Quick.TV was developed in consultation with members of the advertising industry over 2 years with £1.2 million ($1.9 million U.S.) in funding from angel investors and videoconferencing firm Northstar. The final product launched in July.
Aside from its performance, Quick.TV’s other main claim is its ease of use, which Bell claims has all the simplicity of PowerPoint but with a sophistication which far exceeds that—Streaming Media took a closer look.
Getting Started: Dashboard
After logging in the user arrives at Dashboard, one of four main buttons heading each page of the GUI. The others are Marked Videos, Channels, and Upload. All logical enough—Quick.TV makes a virtue of its “what you see is what you get” approach.

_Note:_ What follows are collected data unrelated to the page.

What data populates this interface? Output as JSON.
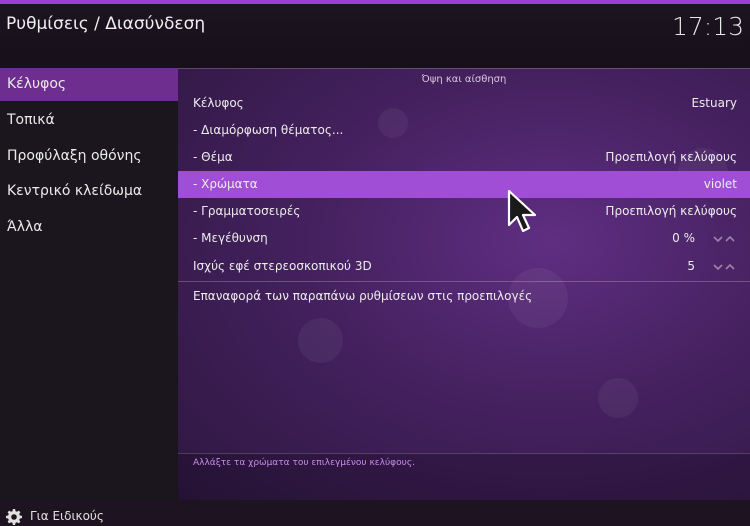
{
  "header": {
    "title": "Ρυθμίσεις / Διασύνδεση",
    "clock": "17:13"
  },
  "sidebar": {
    "items": [
      {
        "label": "Κέλυφος",
        "active": true
      },
      {
        "label": "Τοπικά"
      },
      {
        "label": "Προφύλαξη οθόνης"
      },
      {
        "label": "Κεντρικό κλείδωμα"
      },
      {
        "label": "Άλλα"
      }
    ],
    "footer": "Για Ειδικούς",
    "footer_icon": "gear-icon"
  },
  "settings": {
    "group_title": "Όψη και αίσθηση",
    "rows": [
      {
        "label": "Κέλυφος",
        "value": "Estuary"
      },
      {
        "label": "- Διαμόρφωση θέματος...",
        "value": ""
      },
      {
        "label": "- Θέμα",
        "value": "Προεπιλογή κελύφους"
      },
      {
        "label": "- Χρώματα",
        "value": "violet",
        "selected": true
      },
      {
        "label": "- Γραμματοσειρές",
        "value": "Προεπιλογή κελύφους"
      },
      {
        "label": "- Μεγέθυνση",
        "value": "0 %"
      },
      {
        "label": "Ισχύς εφέ στερεοσκοπικού 3D",
        "value": "5"
      }
    ],
    "reset_label": "Επαναφορά των παραπάνω ρυθμίσεων στις προεπιλογές"
  },
  "status_text": "Αλλάξτε τα χρώματα του επιλεγμένου κελύφους.",
  "colors": {
    "accent": "#9b3fd6",
    "selected_row": "#a14ed6",
    "sidebar_active": "#6d2e8f"
  }
}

The Dashboard is an information area that includes an account summary (total videos, number of uploads this month, number of active videos, number of channels), notification of remaining playout minutes, and a Get Started guide. There’s also an Analytics summary for a quick glance at total number of views per video, most popular video, total number of interactions, and most engaging video. More on this later.
Figure 1. The Videos tab in Quick.TV’s dashboard
provides thumbnail images of uploaded clips (sorted by title or date uploaded) along with a simple menu allowing you to edit interactivity,
adjust player settings, get embed codes, and view video analytics. The process for uploading a video is as straightforward as with any browser-based module and is pretty quick (depending on clip length).
Quick.TV says best results are achieved if the file is a MOV, although all major formats (i.e., MP4, WMV) are supported. Videos are automatically encoded to H.264 format on upload.
The Videos tab provides thumbnail images of uploaded clips (sorted by title or date uploaded) along with a simple menu allowing you to edit interactivity, adjust player settings, get embed codes, and view video analytics (Figure 1). From here you can also share the editing process with colleagues or lock off access to yourself.